До чего он все-таки настороженный! Как объяснить ему, что Марина не собирается покушаться на его свободу. И кусать не собирается. Пока. Это так, легкая разведка. Но он все тянул с ответом, словно искал подвох, так что она в конце концов решила пояснить:
— Я как-то по телевизору интервью с десантниками смотрела. И с той поры все хотела со знающим человеком поговорить. Они в той передаче все как один восхищались небом, ощущением полета, и никто не сказал, как это страшно.
— Страшно? — переспросил он.
— Я думаю, да, пока не привыкнешь. Я совершенно отчетливо представляю себе человека, который прежде поднимался разве что по лестнице своей девятиэтажки и вдруг оказался на недоступной прежде высоте. Мало того, на земле он мог надеяться на свои руки, ноги, голову, а здесь — только на какую-то там штучку за спиной, с которой ему надо прыгнуть в бездну и которая вовсе не так надежна, как о ней говорят. Или нормальный инстинкт самосохранения на высоте не работает? Признайтесь, в самый первый раз вам страшно не было?
— Было, — нехотя согласился он. Но тут же его лицо озарила улыбка. — Да мне и во все последующие разы было страшно, чего уж греха таить!
Вот наш десантник и приоткрылся.

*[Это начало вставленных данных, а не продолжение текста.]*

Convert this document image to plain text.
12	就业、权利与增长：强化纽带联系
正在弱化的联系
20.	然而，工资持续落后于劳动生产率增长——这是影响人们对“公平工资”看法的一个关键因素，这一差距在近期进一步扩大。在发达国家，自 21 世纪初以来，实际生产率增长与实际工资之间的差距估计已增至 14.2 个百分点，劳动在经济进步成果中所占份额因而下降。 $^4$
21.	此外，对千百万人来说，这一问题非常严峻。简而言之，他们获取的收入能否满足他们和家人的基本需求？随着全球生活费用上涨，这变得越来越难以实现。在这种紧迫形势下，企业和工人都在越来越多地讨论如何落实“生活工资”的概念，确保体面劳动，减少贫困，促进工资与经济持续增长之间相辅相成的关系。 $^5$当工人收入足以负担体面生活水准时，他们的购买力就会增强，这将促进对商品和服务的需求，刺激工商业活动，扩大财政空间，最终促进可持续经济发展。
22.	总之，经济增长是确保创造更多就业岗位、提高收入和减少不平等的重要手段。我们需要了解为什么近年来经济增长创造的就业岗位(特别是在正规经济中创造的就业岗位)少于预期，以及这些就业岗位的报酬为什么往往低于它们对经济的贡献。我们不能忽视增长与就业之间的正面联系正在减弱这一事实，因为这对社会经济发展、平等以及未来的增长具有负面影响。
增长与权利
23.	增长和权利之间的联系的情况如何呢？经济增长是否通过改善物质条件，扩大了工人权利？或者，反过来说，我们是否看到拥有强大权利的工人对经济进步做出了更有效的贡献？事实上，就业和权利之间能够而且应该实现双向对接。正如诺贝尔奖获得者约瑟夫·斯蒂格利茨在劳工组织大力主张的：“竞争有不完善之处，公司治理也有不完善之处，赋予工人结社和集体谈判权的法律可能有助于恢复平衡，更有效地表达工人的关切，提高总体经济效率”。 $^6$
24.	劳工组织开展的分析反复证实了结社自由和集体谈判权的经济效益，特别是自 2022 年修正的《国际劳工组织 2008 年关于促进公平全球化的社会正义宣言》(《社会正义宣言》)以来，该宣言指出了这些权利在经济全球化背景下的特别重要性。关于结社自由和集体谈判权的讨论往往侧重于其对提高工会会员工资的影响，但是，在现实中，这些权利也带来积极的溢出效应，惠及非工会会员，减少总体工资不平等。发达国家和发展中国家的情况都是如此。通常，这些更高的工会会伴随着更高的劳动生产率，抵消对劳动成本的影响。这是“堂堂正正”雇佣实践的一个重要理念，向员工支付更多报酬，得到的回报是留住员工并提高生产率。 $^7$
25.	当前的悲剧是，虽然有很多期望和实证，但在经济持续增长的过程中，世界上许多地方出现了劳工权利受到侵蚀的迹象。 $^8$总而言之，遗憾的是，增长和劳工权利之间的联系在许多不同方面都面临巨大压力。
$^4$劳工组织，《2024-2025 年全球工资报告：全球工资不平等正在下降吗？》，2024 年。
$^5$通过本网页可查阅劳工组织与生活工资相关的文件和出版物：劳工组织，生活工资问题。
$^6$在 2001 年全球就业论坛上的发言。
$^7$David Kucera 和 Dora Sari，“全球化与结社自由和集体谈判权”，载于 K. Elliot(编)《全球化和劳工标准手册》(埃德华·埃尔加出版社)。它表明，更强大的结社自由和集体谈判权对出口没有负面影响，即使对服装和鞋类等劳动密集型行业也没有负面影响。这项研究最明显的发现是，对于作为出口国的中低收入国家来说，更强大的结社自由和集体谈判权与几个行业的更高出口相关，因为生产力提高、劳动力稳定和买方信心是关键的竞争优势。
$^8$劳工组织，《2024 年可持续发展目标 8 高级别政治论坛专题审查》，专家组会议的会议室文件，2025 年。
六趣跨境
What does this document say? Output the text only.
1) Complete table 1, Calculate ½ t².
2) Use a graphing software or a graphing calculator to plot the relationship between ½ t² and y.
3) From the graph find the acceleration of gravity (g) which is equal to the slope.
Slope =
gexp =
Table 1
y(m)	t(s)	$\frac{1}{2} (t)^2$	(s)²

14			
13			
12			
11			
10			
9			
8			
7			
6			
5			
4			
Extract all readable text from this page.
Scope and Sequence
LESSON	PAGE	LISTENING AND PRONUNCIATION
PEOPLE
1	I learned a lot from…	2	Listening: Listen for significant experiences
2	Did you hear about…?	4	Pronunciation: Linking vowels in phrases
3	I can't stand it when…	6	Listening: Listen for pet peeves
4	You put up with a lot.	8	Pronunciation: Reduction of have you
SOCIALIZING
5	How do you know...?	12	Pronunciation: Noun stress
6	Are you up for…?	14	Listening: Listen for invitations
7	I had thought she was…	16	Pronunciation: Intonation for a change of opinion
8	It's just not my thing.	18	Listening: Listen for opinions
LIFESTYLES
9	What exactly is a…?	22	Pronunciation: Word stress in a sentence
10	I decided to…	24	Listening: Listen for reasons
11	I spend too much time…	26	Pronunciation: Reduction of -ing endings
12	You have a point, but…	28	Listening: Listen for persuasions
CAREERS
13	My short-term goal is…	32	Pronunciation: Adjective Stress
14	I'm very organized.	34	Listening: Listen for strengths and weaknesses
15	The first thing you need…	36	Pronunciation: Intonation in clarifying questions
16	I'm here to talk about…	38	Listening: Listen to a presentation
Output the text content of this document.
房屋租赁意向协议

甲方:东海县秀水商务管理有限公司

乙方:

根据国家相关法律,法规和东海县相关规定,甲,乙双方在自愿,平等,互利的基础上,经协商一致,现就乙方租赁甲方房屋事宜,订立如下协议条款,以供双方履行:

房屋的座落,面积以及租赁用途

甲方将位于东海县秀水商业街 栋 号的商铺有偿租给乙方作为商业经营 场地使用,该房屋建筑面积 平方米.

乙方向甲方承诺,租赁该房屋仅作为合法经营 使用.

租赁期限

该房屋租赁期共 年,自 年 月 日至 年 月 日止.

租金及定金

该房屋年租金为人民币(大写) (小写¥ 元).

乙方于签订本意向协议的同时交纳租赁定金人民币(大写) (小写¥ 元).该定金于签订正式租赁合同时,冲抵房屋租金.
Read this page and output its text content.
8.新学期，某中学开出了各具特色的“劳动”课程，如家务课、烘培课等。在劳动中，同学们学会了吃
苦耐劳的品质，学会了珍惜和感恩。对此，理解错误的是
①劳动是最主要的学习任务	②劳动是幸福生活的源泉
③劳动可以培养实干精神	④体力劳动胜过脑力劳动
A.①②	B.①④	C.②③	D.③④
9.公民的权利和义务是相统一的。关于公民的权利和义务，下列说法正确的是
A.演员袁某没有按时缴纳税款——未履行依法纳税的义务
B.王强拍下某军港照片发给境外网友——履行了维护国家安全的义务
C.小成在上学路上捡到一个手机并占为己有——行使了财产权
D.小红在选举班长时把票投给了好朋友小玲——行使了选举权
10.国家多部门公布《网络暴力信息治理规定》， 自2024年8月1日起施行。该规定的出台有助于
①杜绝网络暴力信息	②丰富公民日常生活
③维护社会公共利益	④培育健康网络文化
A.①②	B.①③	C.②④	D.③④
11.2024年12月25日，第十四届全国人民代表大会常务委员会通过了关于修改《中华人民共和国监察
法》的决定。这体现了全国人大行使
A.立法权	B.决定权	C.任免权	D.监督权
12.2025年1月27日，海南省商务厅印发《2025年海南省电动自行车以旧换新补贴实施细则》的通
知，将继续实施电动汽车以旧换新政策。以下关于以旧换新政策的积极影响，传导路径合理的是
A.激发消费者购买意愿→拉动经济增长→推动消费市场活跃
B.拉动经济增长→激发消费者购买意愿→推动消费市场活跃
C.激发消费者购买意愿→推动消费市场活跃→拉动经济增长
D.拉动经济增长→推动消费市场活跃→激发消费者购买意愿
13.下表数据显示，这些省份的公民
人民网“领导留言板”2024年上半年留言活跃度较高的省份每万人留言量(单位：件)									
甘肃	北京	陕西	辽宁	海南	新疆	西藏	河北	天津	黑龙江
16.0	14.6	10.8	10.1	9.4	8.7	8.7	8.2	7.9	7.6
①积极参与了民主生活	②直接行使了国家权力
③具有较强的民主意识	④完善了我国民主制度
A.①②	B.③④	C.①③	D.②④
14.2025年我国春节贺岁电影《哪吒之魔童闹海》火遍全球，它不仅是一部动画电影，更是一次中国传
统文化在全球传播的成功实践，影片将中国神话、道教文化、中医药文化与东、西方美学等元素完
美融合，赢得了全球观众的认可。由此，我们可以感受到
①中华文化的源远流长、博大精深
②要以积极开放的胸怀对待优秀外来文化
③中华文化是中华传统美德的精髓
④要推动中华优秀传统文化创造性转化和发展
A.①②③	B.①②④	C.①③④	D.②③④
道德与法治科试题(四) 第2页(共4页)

Это хорошо, что он не боится выглядеть слабым в ее глазах. Значит, доверяет. Точнее, верит, что она не ухватится за это его признание и не станет высмеивать.
Уж не пойти ли Марине в психологи? Будет изучать такие вот замкнувшиеся в себе личности. Выводить их из пограничного состояния. Так, кажется, это называется. Вот ведь улыбнулся, и сразу стало ясно, что прежде он мог и любил улыбаться. И шутки понимает. Так что извилин у него, может, даже больше, чем она поначалу думала: две или три…
— Вы ни к чему не притрагиваетесь, — попенял он Марине, как бы отодвигая разговор от их стола. — Не съели, не выпили. Попробуйте, это очень хорошее полусладкое вино…
— А вы не предложили тост, — отшутилась она. — Я — человек консервативный. Пью только по поводу.
— За встречу!
— Понятно, тост должен быть коротким, как выстрел. Если позволите, в качестве «алаверды»: давайте выпьем за тепло, которое должны дарить друг другу люди. Ведь без него нам будет так холодно во Вселенной…
Сказала и представила себе обнаженного человека, который сидит где-нибудь на пустынной горе, открытый всем ветрам, обхватив самого себя за плечи, и дрожит от холода. И никого нет рядом, чтоб хотя бы обнять…
— А насчет встречи… Вдруг вы пожалеете, что вообще со мной встретились? Тогда получается, что пить за встречу преждевременно.
— Странная вы женщина, Марина Алексеевна, — покачал он головой. — Как же вы собираетесь дарить людям свое тепло, если сразу начинаете сомневаться в их добрых намерениях?
— Вообще-то я не в ваших намерениях усомнилась, а в том, что мое общество будет для вас приятно.
— Кокетничаете? Ладно, хорошенькую женщину это вовсе не портит. За тепло так за тепло!
Они чокнулись. Иван Витольдович коротко глянул на нее. Такое впечатление, что Марина все время сбивает его с толку. Никак не идет на стандартный контакт. В его рядах смятение. Словно Марине организовали торжественную встречу у парадного подъезда, а она вошла через заднее крыльцо. И теперь встречающие не знают, что делать.
Она тоже змея еще та. Нет чтобы посмотреть на своего кавалера томно, призывно. Ресницами помахать, глазками влажными от чувств поблестеть… А вместо этого Марина нахально подмигнула ему:
— Давай на ты.
— Давай.
Как-то он медленно на все реагирует. Неужели действительно одичал на базе «Горизонт» в период межсезонья? Или, наоборот, привык к более простым, предсказуемым отношениям? Конечно, он не может знать, что и Марина только растет, только обрастает тонкой шкуркой, только отращивает острые зубки…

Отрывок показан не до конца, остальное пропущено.